Al rememorar todo esto no puedo menos que pensar en la tragedia de los inmigrantes que llegan hoy a nuestras islas, siempre dolorosas y en momento trágicas como lo sucedido ayer mismo en quienes estaban a punto de abordar el mismo muelle que les recibía. Puede parecer ajeno este recuerdo al evangelio que pretendemos comentar, pero va con el ánimo que vivían los discípulos de Jesús en aquellos momentos de la última cena donde escuchamos las palabras que hoy nos ofrece el evangelio. Vaya como recuerdo hecho oración por quienes pasan por esta tragedia de la inmigración o emigración.
Hoy Jesús sigue abundando en esa tristeza por la que han de pasar los discípulos, pero también anuncia una alegría, como les dice, que nadie les podrá arrebatar. ‘Vosotros lloraréis y os lamentaréis, mientras el mundo estará alegre; vosotros estaréis tristes, pero vuestra tristeza se convertirá en alegría’, les dice. Parece que les está adelantando una descripción del regocijo de aquellos que se sentían satisfechos por ver a Jesús clavado en una cruz, pero es también anticipo de lo que será la alegría de la pascua. ‘Pero volveré a veros, y se alegrará vuestro corazón, y nadie os quitará vuestra alegría. Ese día no me preguntaréis nada’. Me evoca aquel momento del encuentro con Jesús en la orilla del lago, que cuando todos llegaron a donde estaba Jesús, nadie le preguntaba nada porque todos sabían bien quién era.
Todo esto me hace pensar en la alegría de la fe que nosotros hemos de vivir, o mejor, en la alegría con que hemos de vivir nuestra fe y ser capaces de mostrarla al mundo que nos rodea. Muchas veces nos falta esa alegría a los cristianos, muchas veces a nuestras celebraciones les falta alegría, con lo que le estamos quitando un matiz importante para que en verdad sea una celebración. Qué lástimas nuestros rostros adustos en nuestras reuniones, muchas veces parece con cara de aburrimiento. Nos falta entusiasmo cuando nos reunimos para celebrar y proclamar nuestra fe. La alegría de los que se sienten amados y engrandecidos por el amor de Dios.

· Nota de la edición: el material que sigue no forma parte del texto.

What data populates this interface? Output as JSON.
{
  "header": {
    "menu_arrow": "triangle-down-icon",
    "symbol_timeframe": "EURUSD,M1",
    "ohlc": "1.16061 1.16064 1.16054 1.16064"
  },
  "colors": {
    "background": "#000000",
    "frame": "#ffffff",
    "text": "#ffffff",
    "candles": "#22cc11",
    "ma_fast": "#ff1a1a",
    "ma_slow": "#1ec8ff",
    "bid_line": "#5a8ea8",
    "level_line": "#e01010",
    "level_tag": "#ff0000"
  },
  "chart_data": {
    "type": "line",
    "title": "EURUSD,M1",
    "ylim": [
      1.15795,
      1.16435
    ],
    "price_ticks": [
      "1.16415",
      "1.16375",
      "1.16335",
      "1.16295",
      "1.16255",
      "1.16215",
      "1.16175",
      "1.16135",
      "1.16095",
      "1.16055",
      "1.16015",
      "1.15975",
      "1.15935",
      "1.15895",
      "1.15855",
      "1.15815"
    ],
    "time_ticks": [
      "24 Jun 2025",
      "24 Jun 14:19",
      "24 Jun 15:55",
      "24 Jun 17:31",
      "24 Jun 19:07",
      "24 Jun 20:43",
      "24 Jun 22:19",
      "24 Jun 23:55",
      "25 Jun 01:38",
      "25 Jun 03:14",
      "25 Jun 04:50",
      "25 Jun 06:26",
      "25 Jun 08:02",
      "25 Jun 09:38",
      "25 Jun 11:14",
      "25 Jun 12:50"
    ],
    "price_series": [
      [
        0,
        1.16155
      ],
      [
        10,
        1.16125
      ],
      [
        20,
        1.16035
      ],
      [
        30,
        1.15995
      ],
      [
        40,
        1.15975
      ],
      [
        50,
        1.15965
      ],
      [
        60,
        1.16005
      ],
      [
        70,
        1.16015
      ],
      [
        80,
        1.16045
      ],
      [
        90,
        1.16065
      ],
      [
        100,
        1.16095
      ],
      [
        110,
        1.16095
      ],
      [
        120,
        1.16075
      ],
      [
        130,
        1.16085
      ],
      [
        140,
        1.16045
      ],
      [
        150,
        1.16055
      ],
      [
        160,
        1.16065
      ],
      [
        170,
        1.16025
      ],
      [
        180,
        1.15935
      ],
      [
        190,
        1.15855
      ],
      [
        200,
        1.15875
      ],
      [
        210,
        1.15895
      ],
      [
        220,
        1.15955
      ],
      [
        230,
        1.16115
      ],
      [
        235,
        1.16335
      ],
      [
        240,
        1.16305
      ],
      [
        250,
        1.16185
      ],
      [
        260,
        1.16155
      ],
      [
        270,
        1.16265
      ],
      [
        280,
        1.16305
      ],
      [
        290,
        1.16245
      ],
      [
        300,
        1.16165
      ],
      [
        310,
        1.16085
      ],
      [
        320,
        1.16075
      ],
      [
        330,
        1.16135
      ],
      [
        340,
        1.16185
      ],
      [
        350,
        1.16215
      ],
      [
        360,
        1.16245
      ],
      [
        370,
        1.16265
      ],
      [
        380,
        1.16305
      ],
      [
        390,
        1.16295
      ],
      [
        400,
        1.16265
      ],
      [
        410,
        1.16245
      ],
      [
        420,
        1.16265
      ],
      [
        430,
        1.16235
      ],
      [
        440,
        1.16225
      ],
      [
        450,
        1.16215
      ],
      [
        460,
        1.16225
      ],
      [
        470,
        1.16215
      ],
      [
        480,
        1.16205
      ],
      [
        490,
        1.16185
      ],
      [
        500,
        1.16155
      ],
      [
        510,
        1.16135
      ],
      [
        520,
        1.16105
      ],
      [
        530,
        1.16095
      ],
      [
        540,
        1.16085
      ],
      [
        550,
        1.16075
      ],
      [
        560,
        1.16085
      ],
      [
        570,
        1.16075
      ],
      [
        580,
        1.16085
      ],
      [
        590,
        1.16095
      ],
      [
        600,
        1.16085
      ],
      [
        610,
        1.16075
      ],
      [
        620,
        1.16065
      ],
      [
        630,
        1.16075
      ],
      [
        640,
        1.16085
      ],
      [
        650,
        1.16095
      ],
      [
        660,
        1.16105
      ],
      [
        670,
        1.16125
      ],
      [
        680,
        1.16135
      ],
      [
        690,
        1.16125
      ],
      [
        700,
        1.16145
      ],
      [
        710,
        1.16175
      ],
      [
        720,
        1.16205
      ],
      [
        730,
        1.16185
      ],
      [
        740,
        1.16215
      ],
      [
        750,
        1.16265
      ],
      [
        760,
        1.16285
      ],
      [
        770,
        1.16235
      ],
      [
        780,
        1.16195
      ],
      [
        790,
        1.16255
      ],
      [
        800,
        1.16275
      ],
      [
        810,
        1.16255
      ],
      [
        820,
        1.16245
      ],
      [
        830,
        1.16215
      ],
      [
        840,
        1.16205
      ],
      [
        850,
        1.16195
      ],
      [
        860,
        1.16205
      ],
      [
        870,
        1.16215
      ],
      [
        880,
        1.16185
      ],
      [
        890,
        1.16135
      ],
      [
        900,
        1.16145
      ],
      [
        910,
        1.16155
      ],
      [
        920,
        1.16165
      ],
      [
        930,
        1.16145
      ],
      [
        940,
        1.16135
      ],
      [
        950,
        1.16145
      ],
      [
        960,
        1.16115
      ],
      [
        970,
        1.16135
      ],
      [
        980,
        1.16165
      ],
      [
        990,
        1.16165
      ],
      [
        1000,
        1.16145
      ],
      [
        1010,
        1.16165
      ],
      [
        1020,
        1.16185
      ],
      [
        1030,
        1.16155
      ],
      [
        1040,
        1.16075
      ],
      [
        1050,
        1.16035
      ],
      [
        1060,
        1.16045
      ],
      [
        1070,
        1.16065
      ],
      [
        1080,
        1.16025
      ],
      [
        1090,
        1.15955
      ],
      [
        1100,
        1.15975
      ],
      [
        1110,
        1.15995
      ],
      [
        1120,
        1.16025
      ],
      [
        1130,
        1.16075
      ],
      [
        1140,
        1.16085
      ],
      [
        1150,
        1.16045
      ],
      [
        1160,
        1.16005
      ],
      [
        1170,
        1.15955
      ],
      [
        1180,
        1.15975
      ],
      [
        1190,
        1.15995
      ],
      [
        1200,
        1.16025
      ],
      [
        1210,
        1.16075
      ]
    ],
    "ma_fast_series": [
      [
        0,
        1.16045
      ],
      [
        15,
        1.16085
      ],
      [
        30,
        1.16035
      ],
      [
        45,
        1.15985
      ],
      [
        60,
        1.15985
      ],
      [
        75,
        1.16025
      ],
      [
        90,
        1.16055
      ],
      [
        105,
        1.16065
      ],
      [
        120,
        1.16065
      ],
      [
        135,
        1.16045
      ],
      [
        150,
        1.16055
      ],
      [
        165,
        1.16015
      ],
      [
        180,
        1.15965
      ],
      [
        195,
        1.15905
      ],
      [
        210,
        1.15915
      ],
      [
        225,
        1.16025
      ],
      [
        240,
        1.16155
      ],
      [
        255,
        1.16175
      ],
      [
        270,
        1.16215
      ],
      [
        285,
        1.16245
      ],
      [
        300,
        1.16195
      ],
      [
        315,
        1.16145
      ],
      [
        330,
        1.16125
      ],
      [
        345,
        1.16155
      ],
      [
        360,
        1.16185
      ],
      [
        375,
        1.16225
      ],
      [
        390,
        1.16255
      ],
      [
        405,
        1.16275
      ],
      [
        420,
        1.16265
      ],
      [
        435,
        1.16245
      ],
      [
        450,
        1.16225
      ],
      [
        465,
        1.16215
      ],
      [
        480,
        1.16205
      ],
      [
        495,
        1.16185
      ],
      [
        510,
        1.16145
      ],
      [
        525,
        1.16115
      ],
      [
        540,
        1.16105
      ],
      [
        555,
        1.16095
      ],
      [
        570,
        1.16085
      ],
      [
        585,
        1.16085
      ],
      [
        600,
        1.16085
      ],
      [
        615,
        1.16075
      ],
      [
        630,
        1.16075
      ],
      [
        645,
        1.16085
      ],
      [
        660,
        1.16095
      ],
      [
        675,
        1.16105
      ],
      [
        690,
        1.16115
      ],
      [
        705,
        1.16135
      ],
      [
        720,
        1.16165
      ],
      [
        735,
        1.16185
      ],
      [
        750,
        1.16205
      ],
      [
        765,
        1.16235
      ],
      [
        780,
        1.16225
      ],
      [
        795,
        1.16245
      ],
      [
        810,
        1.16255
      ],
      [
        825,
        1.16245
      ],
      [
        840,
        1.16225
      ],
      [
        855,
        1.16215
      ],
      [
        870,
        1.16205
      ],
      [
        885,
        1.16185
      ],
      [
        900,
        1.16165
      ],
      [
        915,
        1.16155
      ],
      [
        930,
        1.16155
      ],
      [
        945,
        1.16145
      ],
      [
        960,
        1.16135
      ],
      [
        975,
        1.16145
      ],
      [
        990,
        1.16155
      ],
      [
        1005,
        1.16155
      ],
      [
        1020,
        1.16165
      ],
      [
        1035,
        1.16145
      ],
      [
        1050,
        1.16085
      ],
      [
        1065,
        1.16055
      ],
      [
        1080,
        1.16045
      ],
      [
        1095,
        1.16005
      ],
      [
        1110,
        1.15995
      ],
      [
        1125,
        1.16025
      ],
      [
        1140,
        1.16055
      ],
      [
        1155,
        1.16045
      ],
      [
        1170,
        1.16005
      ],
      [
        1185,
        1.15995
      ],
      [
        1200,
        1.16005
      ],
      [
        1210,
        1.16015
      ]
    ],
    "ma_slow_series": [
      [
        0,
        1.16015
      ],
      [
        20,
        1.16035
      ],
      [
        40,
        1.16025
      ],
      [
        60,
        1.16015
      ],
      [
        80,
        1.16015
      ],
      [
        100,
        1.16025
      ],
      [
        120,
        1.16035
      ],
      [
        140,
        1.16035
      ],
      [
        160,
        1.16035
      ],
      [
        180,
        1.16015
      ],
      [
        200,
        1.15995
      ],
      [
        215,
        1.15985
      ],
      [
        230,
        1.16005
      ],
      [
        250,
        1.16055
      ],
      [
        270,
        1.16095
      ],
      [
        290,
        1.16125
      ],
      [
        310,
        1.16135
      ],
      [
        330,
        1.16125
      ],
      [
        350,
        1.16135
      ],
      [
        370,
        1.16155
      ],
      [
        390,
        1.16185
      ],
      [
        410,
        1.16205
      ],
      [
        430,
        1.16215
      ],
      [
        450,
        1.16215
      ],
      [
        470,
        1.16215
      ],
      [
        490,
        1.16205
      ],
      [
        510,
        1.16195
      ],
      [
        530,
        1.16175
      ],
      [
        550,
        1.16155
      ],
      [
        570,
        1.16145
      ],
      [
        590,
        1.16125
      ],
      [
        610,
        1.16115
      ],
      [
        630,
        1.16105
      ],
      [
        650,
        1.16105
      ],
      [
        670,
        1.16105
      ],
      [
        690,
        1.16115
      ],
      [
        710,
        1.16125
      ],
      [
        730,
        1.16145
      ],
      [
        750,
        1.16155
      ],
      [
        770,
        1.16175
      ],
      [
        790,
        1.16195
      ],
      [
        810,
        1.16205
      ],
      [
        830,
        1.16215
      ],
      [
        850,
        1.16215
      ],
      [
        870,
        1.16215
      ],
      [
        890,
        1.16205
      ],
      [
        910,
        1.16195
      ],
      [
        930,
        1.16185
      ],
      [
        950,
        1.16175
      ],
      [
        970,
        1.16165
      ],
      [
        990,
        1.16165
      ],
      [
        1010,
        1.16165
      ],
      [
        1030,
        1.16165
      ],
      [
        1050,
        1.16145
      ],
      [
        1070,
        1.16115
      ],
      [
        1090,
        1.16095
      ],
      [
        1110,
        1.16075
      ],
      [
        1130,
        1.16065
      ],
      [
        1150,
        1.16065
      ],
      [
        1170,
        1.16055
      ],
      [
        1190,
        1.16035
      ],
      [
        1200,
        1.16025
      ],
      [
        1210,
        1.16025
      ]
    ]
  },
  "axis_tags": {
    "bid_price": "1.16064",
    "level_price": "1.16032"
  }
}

Nos dejamos envolver por un ambiente de pasividad y desgana; vamos por la vida como arrastrándonos y sin entusiasmo; parece que eso de ser cristiano o ser creyente es simplemente una pegatina que nos han puesto, pero no es algo que haya de verdad arraigado en nuestra vida; parece que hiciéramos las cosas por obligación y entonces se nos convierten en una rutina; no llegamos a contagiar, no sabemos trasmitir porque quizás tampoco lo estamos viviendo con toda intensidad dentro de nosotros mismos.
Es un desgaste que es peligroso; es una forma de no darle continuidad a nuestra fe, es el decaimiento que estamos viendo en nuestras comunidades poco entusiastas para los valores cristianos y que nos quedamos en unas fiestas tradicionales pero a las que les falta una verdadera hondura espiritual. ¿Llegaremos un día a despertarnos los cristianos y a vivir la alegría de la fe? Nuestros encuentros cristianos tienen que estar más llenos de alegría.